A number of philosophers have responded, pointing out the problems with Tampio's reasoning, such as Amy Olberding (in two places), Ethan Mills, and Brian Van Norden (via Twitter). Not only do they point out that Greek philosophy (pre-Plato and, indeed, much after Plato) wouldn't on this view count as philosophy, and that Indian and Chinese philosophy is philosophy, but they diagnose some more general problems:
Articles in this style work on a confused logic of purportedly neutral disciplinary definition. They pose as trying to define what philosophy does, as if it is but one among many academic disciplines, and express a happy pluralism about the need for many different disciplines. If that were all they do, perhaps they’d be less obnoxious.
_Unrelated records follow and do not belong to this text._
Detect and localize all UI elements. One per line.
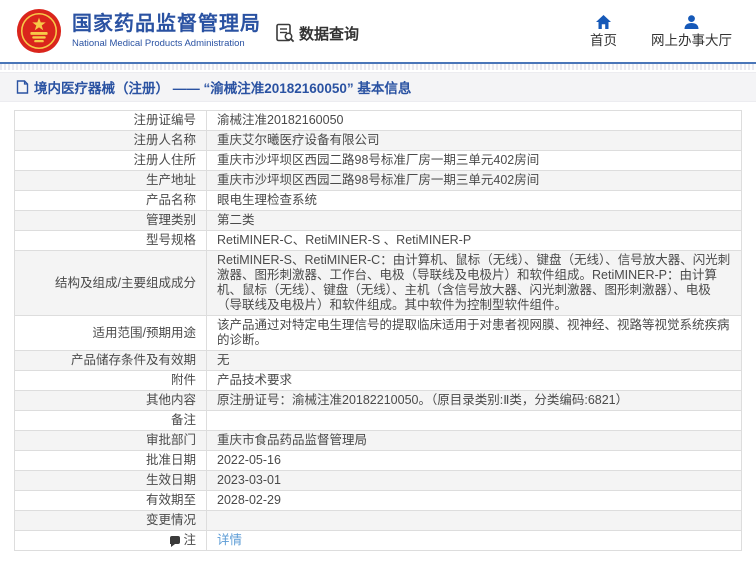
row-value: 2022-05-16 (207, 451, 742, 471)
table-row: 其他内容原注册证号：渝械注准20182210050。（原目录类别:Ⅱ类，分类编码… (15, 391, 742, 411)
row-label: 生效日期 (15, 471, 207, 491)
row-value: 重庆市食品药品监督管理局 (207, 431, 742, 451)
table-row: 批准日期2022-05-16 (15, 451, 742, 471)
table-row: 注详情 (15, 531, 742, 551)
row-value: RetiMINER-S、RetiMINER-C：由计算机、鼠标（无线）、键盘（无… (207, 251, 742, 316)
row-label: 变更情况 (15, 511, 207, 531)
registration-info-section: 注册证编号渝械注准20182160050注册人名称重庆艾尔曦医疗设备有限公司注册… (0, 102, 756, 551)
table-row: 变更情况 (15, 511, 742, 531)
row-value: 该产品通过对特定电生理信号的提取临床适用于对患者视网膜、视神经、视路等视觉系统疾… (207, 316, 742, 351)
row-label: 注册人名称 (15, 131, 207, 151)
table-row: 注册人住所重庆市沙坪坝区西园二路98号标准厂房一期三单元402房间 (15, 151, 742, 171)
row-label: 其他内容 (15, 391, 207, 411)
nav-service-hall[interactable]: 网上办事大厅 (651, 14, 732, 49)
table-row: 附件产品技术要求 (15, 371, 742, 391)
nav-home[interactable]: 首页 (590, 14, 617, 49)
table-row: 结构及组成/主要组成成分RetiMINER-S、RetiMINER-C：由计算机… (15, 251, 742, 316)
note-balloon-icon (170, 536, 180, 544)
row-label: 型号规格 (15, 231, 207, 251)
table-row: 生产地址重庆市沙坪坝区西园二路98号标准厂房一期三单元402房间 (15, 171, 742, 191)
row-label: 注 (15, 531, 207, 551)
table-row: 产品储存条件及有效期无 (15, 351, 742, 371)
person-icon (683, 14, 700, 30)
data-query[interactable]: 数据查询 (275, 23, 359, 44)
row-value: 原注册证号：渝械注准20182210050。（原目录类别:Ⅱ类，分类编码:682… (207, 391, 742, 411)
row-label: 管理类别 (15, 211, 207, 231)
row-label: 备注 (15, 411, 207, 431)
row-value: 2023-03-01 (207, 471, 742, 491)
breadcrumb: 境内医疗器械（注册） —— “渝械注准20182160050” 基本信息 (0, 72, 756, 102)
row-value: 第二类 (207, 211, 742, 231)
info-table: 注册证编号渝械注准20182160050注册人名称重庆艾尔曦医疗设备有限公司注册… (14, 110, 742, 551)
table-row: 注册人名称重庆艾尔曦医疗设备有限公司 (15, 131, 742, 151)
breadcrumb-text: 境内医疗器械（注册） —— “渝械注准20182160050” 基本信息 (34, 77, 411, 97)
row-label: 注册证编号 (15, 111, 207, 131)
row-value: 重庆艾尔曦医疗设备有限公司 (207, 131, 742, 151)
data-query-label: 数据查询 (299, 23, 359, 44)
row-label: 附件 (15, 371, 207, 391)
table-row: 生效日期2023-03-01 (15, 471, 742, 491)
row-value: RetiMINER-C、RetiMINER-S 、RetiMINER-P (207, 231, 742, 251)
table-row: 管理类别第二类 (15, 211, 742, 231)
row-label: 产品储存条件及有效期 (15, 351, 207, 371)
table-row: 型号规格RetiMINER-C、RetiMINER-S 、RetiMINER-P (15, 231, 742, 251)
table-row: 备注 (15, 411, 742, 431)
row-label: 审批部门 (15, 431, 207, 451)
org-name-en: National Medical Products Administration (72, 38, 261, 50)
row-label: 注册人住所 (15, 151, 207, 171)
row-value: 重庆市沙坪坝区西园二路98号标准厂房一期三单元402房间 (207, 171, 742, 191)
row-label: 产品名称 (15, 191, 207, 211)
row-value: 详情 (207, 531, 742, 551)
row-label: 生产地址 (15, 171, 207, 191)
org-title-block: 国家药品监督管理局 National Medical Products Admi… (72, 12, 261, 50)
row-value: 渝械注准20182160050 (207, 111, 742, 131)
nmpa-logo-icon (16, 8, 62, 54)
dotted-strip (0, 64, 756, 70)
row-label: 适用范围/预期用途 (15, 316, 207, 351)
row-value: 重庆市沙坪坝区西园二路98号标准厂房一期三单元402房间 (207, 151, 742, 171)
table-row: 注册证编号渝械注准20182160050 (15, 111, 742, 131)
row-value: 2028-02-29 (207, 491, 742, 511)
home-icon (595, 14, 612, 30)
detail-link[interactable]: 详情 (217, 533, 242, 547)
table-row: 有效期至2028-02-29 (15, 491, 742, 511)
nav-home-label: 首页 (590, 33, 617, 49)
org-name-cn: 国家药品监督管理局 (72, 12, 261, 36)
site-header: 国家药品监督管理局 National Medical Products Admi… (0, 0, 756, 62)
row-value: 无 (207, 351, 742, 371)
top-nav: 首页 网上办事大厅 (590, 14, 732, 49)
row-label: 有效期至 (15, 491, 207, 511)
row-value (207, 411, 742, 431)
row-label: 批准日期 (15, 451, 207, 471)
row-value (207, 511, 742, 531)
doc-search-icon (275, 23, 295, 43)
row-value: 眼电生理检查系统 (207, 191, 742, 211)
table-row: 适用范围/预期用途该产品通过对特定电生理信号的提取临床适用于对患者视网膜、视神经… (15, 316, 742, 351)
table-row: 审批部门重庆市食品药品监督管理局 (15, 431, 742, 451)
table-row: 产品名称眼电生理检查系统 (15, 191, 742, 211)
nav-service-hall-label: 网上办事大厅 (651, 33, 732, 49)
page-icon (16, 80, 29, 94)
row-label: 结构及组成/主要组成成分 (15, 251, 207, 316)
row-value: 产品技术要求 (207, 371, 742, 391)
But along the way, in describing what philosophy is, they assign it exclusive rights to a host of generally desirable and admiration-worthy qualities. (Amy Olberding)
I'm a bit dubious about the idea that philosophy has "often" been the enemy of "religion and tradition," at least in the eurocentric way Tampio seems to intend.  I love teaching Plato's Socratic dialogues.  Every time I do, I become more confused that so many irreligious champions of reason today take as their hero a man who heard voices and repeatedly claimed to be on a mission from a god. ... All of this makes me suspect that people with eurocentric conceptions of philosophy sometimes don't understand the history of Western philosophy as well as they claim to.  And most fare much worse when it comes to understanding the traditions they disparage as non-philosophy. (Ethan Mills)
I am not sure what to say about the rectification of names, and whether we should call philosophy departments "Western Philosophy", nor do I know precisely what to do with the long and difficult history of colonization and its impact on academic philosophy. However, looking at this conversation stretching out over a few months, I do think it's clear that a lot of people sympathetic to a more exclusionary take simply have their facts wrong. They make sweeping claims about style, content, motivation, argument form, and these are not backed up with evidence from primary texts. What to do with these facts is another matter, but we should at least get the most basic facts correct in the first place. Of course, I imagine that would be easier if more not non-Eastern philosophy were taught in the schools.

Edited to add: here's another egregious factual error, coupled with overgeneralization, from Amy Olberding's thread at Feminist Philosophers. This is from someone who claims to be a historian and has taught non-Western history! which makes it even more frustrating:
I’d like to offer my thoughts as someone trained in both philosophy and history. I’ve taught many courses in both fields (for philosophy: logic, ethics, etc.; for history: world history, world cultures, etc.), and I’ve taught more general humanities courses (world literature, cultural diversity, art history, and so on).... From someone who has taught world history (both Western and non-Western) for a while now, there is one distinguishing characteristic that I believe separates philosophers from other important historical thinkers. That characteristic, also mentioned by Tampio, is the focus on logical reasoning over mythological thinking. For most of ancient history around the globe, even the most important figures were still saturated in a world where mythological thought explained all and determined all.  (italics mine) (Philosophy & History Prof at September 20, 2016 at 12:46 am)
The implication is then that Western thought, starting with the Greeks, is logical and free of the "mythological" in a way that ancient Chinese or Indian thought is not. I hope my readers can spot the problems with this claim.